Manowar – Kings of Metal (1988)
Voilà un groupe précédé de sa réputation : durant ses fastes années, Manowar a proclamé faire plus de bruit qu’un avion à réaction. Cette vantardise trahit certes une certaine hybris, mais donne aussi le ton d’un groupe qui a fait du heavy metal un véhicule pour sa puissance et son lyrisme. Avec l’album Kings of Metal, il prouve que la violence et le fun ne sont pas incompatibles, tant cette succession de mélodies heavy, entrecoupées de passages plus calmes ou plus speed, incarne à merveille le paroxysme du genre.

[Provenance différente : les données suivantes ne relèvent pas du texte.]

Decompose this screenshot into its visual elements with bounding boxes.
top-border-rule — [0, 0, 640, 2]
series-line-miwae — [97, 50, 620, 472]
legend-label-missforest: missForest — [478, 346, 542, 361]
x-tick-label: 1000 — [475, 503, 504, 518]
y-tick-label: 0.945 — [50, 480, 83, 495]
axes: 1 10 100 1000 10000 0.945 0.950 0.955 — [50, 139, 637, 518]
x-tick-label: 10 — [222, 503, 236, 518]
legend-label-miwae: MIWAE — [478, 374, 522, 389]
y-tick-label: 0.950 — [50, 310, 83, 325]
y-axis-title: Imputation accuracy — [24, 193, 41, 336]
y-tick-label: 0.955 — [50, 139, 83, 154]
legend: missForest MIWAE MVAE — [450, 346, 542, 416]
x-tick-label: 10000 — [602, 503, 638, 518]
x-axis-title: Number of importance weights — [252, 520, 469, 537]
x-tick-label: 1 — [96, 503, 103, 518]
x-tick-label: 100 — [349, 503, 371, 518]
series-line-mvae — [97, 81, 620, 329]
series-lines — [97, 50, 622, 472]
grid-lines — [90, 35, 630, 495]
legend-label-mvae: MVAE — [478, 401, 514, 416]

Enforcer – Nostalgia (2023)
De nos jours, que ce soit avec des acteurs anciens comme Saxon ou Iron Maiden, ou avec des nouveaux venus plus royalistes que les rois, la flamme du heavy metal continue de briller. Enforcer, avec un disque récent, le bien nommé Nostalgia, souffle sur les braises incandescentes qui se consument depuis les eighties. De quoi montrer une certaine continuité dans le heavy et une volonté des plus jeunes de s’intégrer à une grande tradition.
Et pour aller plus loin…
Le catalogue de l’exposition Metal – Diabolicus in Musica est à recommander à tous les fans de metal. Des articles sur chaque aspect de cette musique complètent une riche iconographie. Le heavy metal en tant que tel est abordé par le menu dans quelques livres passionnants, dont les trois tomes d’Hard Rock & Heavy Metal de Thierry Aznar, ainsi que dans l’Anthologie du Hard Rock, qui malgré son titre met l’accent sur des groupes notables comme Iron Maiden.